In a pathetic display of how UKIP MEPs while away their time in Brussels, apparently fighting for Britian's withdrawal from the EU, Booth has written to the Parliament's President Josep Borrell, demanding that should he die whilst still an MEP, any possible tributes should make no mention of his name in connection to the EU.
On his website, Booth goes on that he would prefer Britain's early withdrawal from the EU in order that he can resign from the Parliament, meaning the codicil be revoked.
If that is to be the case the 65 year old veteran who has his days numbered, better get down to doing some meaningful work in the Parliament.

His letter to the President of the EU Parliament is reproduced below.


Mr Joseph Borrell

President, European Parliament

Dear Mr Borrell,

After the minute silence in plenary on October 12th, marking the sad death of Herr Zimmerling MEP you remarked that he died "in the service of Europe".

Can I please obtain your assurance that should I, or any of my colleagues in the UK Independence Party, pass away whilst still members, you will not make such a comment about us.
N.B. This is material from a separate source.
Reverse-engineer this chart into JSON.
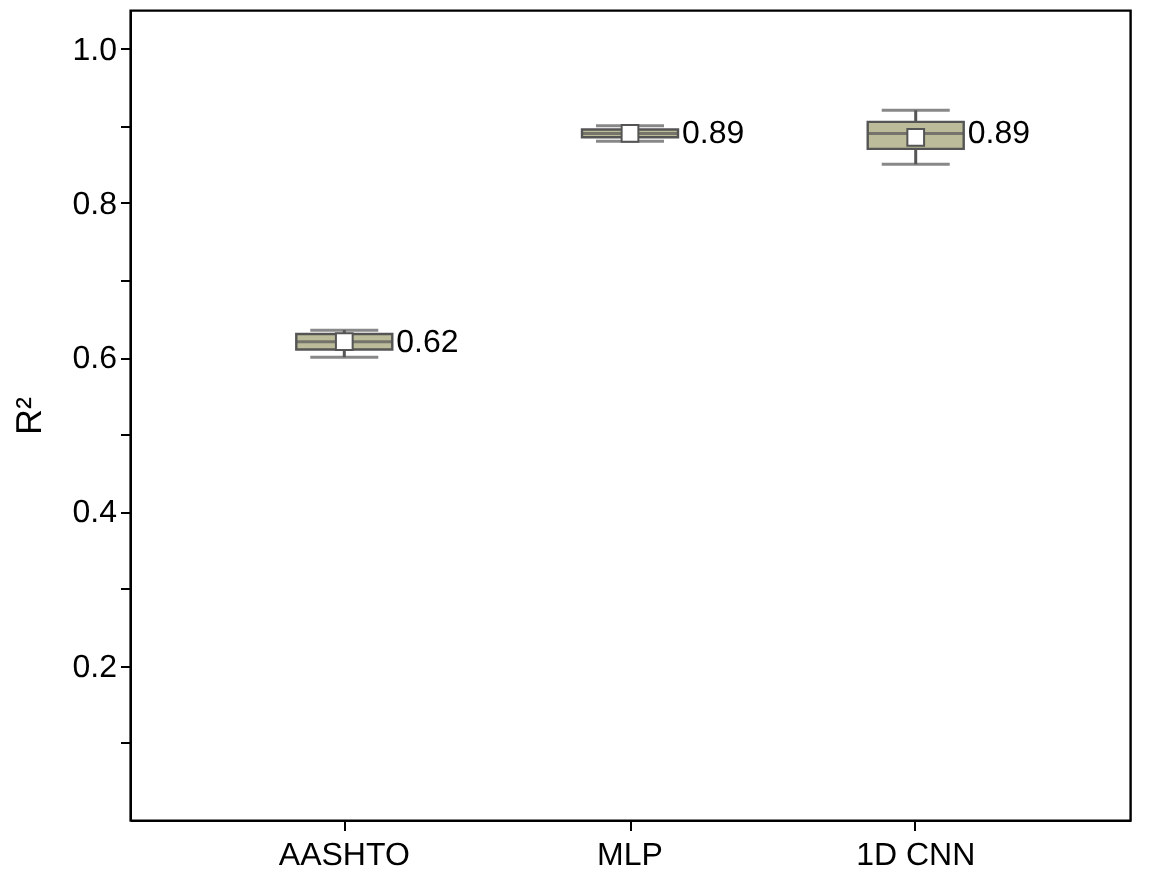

This is not an epitaph any of us would appreciate.

Yours sincerely,

Graham Booth MEP

Borrell's likely reply:

Graham who?!?

Don't flatter yourself mate.

Wednesday, November 2

Farage and Bloom go state side

Following in the footsteps of Charles and Camilla who this week embarked on a tour of the USA, were the not quite so glamorous UKIP couple of Nigel Farage and Godfrey Bloom.
Unlike most MEPs who usually dedicate this point in the Parliament's calendar to undertake work in their constituencies, Farage and Bloom set off on a jolly to the States where they are set to address the Competitive Enterprise Institute in Washington.
The trip is intended to drum up support of their anti EU sentiments state side and raise a bit of much needed cash for UKIP.
In the past UKIP have falsely accused the EU of being founded on anti americanist attitudes.
It is expected that in their addresses the infamous UKIP pair will scare monger amongst their audience with issues such as EU co-operation ion areas such as defence and technology as a threat to the USA's position in the world.